Welcome to Facebook - Log In, Sign Up or Learn More

Commenting on Mark Driscolls post about Franklin Graham criticizing Bell. 
The main supporter posted about Hell not being coined until the 7th century and being a pagan creation....rebuttals?


----------



## AThornquist (May 3, 2011)

I don't know the answer to some of their objections, but I appreciate Driscoll, Graham, _et al_ who have spoken forthrightly about Bell and his heresy.


----------



## Christopher88 (May 3, 2011)

I heard Frank and Bill argue over hell. You know it was an uneducated response in apologetics. 

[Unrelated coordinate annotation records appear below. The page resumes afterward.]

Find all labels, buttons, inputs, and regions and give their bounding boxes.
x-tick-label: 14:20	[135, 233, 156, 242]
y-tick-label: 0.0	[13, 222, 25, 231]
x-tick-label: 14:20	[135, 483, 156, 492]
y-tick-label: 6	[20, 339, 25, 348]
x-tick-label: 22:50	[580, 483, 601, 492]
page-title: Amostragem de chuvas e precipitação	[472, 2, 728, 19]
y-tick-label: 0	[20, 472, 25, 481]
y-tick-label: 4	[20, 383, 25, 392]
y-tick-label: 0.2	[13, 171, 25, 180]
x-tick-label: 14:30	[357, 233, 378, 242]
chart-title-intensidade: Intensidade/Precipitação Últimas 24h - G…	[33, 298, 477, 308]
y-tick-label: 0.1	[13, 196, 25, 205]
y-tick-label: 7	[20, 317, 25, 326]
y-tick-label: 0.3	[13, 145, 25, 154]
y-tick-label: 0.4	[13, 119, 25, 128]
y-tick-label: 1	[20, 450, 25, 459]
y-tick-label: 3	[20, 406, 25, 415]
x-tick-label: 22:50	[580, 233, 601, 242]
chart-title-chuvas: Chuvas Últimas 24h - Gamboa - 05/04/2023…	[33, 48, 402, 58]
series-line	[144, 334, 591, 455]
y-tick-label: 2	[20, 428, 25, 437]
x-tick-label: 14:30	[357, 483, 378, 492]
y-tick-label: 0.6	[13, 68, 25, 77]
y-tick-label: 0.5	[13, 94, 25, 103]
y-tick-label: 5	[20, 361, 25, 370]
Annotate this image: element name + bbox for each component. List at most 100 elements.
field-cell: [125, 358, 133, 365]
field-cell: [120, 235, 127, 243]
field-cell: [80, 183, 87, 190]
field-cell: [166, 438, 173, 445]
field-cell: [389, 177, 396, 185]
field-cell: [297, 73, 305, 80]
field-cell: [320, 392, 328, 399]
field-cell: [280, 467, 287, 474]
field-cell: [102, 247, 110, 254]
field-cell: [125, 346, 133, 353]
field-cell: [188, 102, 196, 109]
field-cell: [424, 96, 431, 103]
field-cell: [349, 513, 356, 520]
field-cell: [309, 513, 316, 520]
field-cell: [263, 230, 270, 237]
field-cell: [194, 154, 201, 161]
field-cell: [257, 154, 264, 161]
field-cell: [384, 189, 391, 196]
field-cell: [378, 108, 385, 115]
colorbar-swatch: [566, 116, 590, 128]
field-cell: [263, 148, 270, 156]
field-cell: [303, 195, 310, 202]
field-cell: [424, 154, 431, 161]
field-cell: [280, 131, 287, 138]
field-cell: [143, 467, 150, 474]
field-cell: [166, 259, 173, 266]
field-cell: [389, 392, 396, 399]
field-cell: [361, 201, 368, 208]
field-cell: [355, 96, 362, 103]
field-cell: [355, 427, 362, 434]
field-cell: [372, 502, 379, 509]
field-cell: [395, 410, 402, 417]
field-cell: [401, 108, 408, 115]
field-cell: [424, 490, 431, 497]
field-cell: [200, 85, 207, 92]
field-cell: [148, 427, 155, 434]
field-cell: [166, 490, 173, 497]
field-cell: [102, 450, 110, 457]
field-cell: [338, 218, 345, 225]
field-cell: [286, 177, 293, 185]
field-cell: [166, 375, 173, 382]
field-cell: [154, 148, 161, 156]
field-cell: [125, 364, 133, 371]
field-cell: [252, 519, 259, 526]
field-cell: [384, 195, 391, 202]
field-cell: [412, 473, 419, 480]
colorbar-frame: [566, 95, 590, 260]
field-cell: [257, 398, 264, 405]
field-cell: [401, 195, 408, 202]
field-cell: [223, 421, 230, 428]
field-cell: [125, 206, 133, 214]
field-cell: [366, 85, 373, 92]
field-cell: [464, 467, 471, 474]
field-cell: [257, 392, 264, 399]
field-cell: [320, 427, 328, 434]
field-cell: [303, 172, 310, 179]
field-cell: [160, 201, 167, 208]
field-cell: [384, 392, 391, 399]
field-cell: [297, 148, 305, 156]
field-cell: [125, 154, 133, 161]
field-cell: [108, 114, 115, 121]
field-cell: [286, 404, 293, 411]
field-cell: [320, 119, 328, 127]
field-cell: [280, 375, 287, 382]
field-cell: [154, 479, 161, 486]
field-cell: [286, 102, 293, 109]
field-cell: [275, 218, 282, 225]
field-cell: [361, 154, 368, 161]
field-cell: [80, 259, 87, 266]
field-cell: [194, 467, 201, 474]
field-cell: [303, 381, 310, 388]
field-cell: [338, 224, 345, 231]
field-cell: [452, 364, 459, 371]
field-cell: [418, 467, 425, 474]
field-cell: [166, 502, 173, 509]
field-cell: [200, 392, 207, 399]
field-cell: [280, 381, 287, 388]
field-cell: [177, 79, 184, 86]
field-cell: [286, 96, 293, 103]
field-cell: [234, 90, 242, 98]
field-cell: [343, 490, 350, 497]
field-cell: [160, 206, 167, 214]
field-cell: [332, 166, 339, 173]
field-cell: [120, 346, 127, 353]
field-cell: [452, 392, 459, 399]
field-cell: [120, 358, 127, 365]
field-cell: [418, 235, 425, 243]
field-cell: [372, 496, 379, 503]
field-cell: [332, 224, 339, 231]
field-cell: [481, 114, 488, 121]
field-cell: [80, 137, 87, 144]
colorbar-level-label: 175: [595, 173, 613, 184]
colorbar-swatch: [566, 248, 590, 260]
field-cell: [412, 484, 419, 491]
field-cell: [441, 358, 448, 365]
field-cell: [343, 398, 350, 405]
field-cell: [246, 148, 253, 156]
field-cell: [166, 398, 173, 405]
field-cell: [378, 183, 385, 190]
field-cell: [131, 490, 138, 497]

A subject like hell a Christian should be able to give a clear answer to. Jesus spoke more on hell than Heaven. There are a few chapters in the old Testament on hell, the new testament preaches on hell. Heaven is more of a mystery than hell. 




As for Driscoll, I did not see what you were talking about with Driscoll's face-book comment. Both Mark and Frank believe in hell. 
Who was Mark calling a heretic? I assume it is Bell he was calling out.


----------



## MLCOPE2 (May 3, 2011)

Scripture was written before the 7th century. Scripture teaches about hell. Rebutted!


----------



## Rufus (May 3, 2011)

> As for Driscoll, I did not see what you were talking about with Driscoll's face-book comment. Both Mark and Frank believe in hell.
> Who was Mark calling a heretic? I assume it is Bell he was calling out.



Mark Driscoll posts links on his facebook often, it was a link of Franklin Graham on the O'Reilly Factor when he was asked what he thought about Rob Bell.


----------